Est-ce que le nombre d’animaux augmente, ou est-ce qu’ils se concentrent simplement dans le parc éolien ? Cette question est aujourd’hui débattue.
Pour les espèces benthiques, qui vivent fixées, l’augmentation de la biomasse et de la production est clairement établie. Algues, moules et anémones qui s’installent sur les structures dures attirent d’autres espèces en cascade, tout le long de la chaîne alimentaire. Nos simulations numériques montrent que cette cascade est susceptible d’atteindre les prédateurs supérieurs, en haut de la chaîne alimentaire, augmentant alors potentiellement leur nombre.
L’observation des mammifères marins apporte quelques preuves en ce sens : en Mer du Nord, les opérations de suivi par satellite montrent que les phoques fréquentent les parcs éoliens. Mais il faut noter que cet effet cascade dépend fortement de l’état initial de la population1. La population de phoques en Mer du Nord augmente depuis plusieurs années, et l’effet récif renforce potentiellement cette croissance. Dans le cas de populations en mauvais état, l’implantation d’une éolienne risque d’empirer le phénomène.
Quel est le risque de collision pour les oiseaux et chauve-souris ?
Le retour d’expérience des parcs éoliens belges2 révèle la grande incertitude concernant le risque de collision pour les oiseaux et les chauves-souris. Pour les parcs éoliens terrestres, les scientifiques réalisent des comptages des animaux tombés au sol, mais ce comptage est plus délicat pour les éoliennes en mer. Des études sont en cours pour développer des méthodes d’instrumentation.
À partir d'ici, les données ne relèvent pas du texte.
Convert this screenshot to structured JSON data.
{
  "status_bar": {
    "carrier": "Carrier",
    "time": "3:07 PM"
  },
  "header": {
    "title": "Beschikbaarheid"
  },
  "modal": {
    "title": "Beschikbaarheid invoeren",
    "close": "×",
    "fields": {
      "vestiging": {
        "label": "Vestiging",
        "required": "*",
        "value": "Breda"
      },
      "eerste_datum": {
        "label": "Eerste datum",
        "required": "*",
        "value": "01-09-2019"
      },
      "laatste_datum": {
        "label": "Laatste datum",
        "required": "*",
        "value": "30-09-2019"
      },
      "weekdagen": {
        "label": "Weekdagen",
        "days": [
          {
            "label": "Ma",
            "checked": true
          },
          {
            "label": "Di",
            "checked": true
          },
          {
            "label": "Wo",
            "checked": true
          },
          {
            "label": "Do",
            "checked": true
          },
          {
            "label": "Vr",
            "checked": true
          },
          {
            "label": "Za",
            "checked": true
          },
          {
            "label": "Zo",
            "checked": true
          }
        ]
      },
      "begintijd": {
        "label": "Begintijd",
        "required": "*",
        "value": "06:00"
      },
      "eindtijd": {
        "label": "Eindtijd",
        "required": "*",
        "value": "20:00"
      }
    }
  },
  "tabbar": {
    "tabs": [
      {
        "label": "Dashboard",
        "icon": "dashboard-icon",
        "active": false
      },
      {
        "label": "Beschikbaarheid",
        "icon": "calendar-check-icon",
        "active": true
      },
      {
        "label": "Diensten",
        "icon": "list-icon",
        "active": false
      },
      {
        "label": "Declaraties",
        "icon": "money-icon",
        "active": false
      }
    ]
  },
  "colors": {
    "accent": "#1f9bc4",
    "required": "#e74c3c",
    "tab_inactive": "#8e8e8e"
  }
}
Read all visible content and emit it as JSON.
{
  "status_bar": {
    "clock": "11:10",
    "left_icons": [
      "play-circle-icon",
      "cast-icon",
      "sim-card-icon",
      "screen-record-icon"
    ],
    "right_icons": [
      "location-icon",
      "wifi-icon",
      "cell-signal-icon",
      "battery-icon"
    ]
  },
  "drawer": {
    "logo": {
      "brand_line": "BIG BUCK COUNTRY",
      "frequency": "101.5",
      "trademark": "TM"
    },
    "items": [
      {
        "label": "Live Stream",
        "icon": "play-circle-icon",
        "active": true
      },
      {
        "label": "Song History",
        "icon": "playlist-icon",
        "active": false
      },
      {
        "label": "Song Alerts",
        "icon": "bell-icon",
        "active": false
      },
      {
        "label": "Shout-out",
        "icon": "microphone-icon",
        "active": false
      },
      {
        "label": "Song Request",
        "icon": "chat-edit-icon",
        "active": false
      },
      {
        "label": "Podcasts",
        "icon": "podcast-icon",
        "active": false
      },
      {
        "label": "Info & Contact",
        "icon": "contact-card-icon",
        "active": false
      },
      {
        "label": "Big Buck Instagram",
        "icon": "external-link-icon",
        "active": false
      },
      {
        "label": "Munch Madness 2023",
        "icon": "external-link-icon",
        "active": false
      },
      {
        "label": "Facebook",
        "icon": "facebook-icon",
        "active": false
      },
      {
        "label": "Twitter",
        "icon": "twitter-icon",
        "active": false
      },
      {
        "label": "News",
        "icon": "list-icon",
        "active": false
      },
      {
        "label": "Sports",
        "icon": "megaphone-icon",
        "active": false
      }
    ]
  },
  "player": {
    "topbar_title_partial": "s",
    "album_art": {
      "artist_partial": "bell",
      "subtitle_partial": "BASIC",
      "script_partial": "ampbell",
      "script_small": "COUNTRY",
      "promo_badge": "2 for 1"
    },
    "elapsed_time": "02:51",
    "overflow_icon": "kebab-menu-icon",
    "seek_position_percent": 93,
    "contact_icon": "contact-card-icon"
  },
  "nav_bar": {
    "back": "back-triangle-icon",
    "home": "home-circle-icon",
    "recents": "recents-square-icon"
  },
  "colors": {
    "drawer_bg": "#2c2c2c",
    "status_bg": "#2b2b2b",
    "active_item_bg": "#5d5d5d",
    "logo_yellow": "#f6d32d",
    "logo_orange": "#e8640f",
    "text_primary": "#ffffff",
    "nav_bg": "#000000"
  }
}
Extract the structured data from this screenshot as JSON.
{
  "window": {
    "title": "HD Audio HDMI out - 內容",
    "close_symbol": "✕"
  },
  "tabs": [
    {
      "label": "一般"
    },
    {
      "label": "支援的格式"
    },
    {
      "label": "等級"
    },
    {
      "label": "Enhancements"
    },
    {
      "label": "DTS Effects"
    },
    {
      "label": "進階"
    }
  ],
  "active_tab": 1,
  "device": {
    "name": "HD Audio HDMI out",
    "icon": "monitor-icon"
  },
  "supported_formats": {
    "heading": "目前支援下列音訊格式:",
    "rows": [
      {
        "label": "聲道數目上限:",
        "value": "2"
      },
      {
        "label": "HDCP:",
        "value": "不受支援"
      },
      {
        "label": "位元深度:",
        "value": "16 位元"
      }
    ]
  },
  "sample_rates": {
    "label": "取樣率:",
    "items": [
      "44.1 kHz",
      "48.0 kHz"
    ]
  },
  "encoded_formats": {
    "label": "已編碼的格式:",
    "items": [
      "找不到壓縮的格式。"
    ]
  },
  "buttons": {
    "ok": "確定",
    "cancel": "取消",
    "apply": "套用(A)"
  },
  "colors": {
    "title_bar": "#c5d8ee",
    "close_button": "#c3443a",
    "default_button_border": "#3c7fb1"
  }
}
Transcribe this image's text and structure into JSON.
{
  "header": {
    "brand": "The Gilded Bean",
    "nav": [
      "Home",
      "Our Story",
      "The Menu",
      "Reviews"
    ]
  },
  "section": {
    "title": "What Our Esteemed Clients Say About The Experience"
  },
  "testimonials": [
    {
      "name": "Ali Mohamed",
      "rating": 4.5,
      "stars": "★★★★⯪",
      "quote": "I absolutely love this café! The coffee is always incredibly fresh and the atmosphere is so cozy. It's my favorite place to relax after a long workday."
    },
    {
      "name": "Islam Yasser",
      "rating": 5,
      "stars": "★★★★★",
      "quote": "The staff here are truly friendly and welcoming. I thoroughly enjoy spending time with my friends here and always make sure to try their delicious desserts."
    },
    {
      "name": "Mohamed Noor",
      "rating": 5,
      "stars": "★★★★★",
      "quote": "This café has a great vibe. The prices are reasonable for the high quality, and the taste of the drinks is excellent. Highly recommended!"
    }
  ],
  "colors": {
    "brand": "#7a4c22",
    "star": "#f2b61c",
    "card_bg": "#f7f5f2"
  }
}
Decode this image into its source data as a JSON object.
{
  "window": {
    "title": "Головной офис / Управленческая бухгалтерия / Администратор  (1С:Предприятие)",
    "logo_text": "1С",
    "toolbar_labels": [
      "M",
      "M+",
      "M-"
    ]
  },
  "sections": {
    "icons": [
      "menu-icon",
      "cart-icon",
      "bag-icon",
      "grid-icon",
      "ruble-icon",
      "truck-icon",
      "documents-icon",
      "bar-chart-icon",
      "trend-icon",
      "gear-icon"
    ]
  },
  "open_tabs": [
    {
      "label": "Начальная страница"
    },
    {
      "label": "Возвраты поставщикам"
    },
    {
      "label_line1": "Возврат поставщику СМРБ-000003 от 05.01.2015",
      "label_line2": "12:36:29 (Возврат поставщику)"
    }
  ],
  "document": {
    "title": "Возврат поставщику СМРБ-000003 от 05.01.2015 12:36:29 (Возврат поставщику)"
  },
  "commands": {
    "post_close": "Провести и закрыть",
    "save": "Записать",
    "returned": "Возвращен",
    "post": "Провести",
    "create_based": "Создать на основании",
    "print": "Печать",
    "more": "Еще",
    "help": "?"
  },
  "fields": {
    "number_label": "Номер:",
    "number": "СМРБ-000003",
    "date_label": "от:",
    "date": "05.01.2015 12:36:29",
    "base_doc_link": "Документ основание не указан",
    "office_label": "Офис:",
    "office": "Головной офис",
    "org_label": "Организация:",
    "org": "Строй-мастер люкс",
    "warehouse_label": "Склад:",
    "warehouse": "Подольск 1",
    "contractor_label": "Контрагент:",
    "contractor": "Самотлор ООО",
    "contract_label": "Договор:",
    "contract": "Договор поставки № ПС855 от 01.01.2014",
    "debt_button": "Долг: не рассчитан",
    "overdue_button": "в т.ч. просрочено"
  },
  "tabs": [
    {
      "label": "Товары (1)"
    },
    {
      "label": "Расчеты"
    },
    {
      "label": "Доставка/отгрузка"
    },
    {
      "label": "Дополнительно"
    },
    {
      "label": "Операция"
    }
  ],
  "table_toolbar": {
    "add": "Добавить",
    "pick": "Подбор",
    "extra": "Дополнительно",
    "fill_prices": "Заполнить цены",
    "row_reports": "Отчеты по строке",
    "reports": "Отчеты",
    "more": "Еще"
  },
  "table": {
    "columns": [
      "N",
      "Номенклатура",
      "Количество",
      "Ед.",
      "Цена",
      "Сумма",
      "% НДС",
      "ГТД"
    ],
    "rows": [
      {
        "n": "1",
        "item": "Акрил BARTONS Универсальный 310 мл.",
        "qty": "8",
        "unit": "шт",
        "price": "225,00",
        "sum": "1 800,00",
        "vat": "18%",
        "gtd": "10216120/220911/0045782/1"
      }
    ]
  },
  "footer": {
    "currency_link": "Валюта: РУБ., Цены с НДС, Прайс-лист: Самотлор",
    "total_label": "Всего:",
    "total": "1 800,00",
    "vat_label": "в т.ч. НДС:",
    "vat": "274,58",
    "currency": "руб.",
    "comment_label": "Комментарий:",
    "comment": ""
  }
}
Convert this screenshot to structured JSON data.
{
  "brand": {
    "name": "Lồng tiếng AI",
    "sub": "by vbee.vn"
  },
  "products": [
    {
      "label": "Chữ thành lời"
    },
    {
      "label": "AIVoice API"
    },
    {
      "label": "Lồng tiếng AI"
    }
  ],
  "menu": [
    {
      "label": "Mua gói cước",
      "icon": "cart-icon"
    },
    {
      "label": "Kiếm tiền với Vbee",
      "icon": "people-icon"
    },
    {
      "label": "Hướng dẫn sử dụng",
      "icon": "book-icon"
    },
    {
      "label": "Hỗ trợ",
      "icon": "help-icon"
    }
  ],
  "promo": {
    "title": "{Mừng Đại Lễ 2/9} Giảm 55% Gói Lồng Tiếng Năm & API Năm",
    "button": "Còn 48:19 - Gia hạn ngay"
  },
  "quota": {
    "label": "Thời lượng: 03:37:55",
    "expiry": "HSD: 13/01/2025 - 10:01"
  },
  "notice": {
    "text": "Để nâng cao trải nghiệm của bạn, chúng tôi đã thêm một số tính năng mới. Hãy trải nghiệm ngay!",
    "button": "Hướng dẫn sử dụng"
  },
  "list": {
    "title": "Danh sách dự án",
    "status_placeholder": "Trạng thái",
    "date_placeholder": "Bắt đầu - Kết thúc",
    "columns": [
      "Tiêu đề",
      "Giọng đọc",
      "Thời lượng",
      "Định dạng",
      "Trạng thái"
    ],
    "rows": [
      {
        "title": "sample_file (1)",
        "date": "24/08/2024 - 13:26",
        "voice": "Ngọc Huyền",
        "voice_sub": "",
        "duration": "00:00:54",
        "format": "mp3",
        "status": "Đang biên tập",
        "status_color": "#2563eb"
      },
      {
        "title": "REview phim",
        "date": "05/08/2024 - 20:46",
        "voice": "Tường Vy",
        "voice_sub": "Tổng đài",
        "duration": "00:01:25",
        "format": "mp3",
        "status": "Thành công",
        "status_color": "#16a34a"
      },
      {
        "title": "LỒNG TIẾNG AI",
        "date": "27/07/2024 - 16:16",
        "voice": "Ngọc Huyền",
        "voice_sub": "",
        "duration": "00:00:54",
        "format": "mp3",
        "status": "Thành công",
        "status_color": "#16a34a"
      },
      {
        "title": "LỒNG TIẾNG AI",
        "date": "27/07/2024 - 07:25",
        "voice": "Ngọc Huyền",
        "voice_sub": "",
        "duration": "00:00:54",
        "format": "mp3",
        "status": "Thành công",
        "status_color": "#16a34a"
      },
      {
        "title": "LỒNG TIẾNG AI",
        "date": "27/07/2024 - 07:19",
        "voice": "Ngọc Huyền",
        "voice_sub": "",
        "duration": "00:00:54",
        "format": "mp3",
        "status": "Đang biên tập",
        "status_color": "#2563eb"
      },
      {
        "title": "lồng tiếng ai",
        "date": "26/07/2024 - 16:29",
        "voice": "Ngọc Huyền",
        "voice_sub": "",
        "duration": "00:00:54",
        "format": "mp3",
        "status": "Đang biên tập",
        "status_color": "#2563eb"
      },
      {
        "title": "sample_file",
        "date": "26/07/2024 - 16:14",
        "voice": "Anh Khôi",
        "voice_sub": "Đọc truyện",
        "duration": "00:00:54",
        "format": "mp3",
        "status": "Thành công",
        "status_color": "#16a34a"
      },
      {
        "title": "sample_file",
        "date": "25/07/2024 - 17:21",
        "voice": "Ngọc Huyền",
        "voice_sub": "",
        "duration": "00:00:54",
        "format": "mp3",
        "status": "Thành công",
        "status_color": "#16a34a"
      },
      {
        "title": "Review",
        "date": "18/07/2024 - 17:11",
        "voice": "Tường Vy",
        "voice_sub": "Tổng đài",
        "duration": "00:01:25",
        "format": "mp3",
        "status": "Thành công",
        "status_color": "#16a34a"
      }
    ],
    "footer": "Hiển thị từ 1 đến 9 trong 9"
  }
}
Il est important que ces mesures soient faites : certaines espèces protégées d’oiseaux peuvent être sensibles à un nombre très limité de collisions par an3.
La construction d’un parc éolien est-elle une période particulièrement à risque pour les espèces marines ? Est-il possible d’en limiter les effets ?
Oui, tous les spécialistes s’accordent pour dire que c’est l’étape qui affecte le plus les espèces marines. Le bruit généré lors du battage des pieux est très impactant, et ces effets sont toujours considérés comme les plus importants dix ans après le début de l’exploitation.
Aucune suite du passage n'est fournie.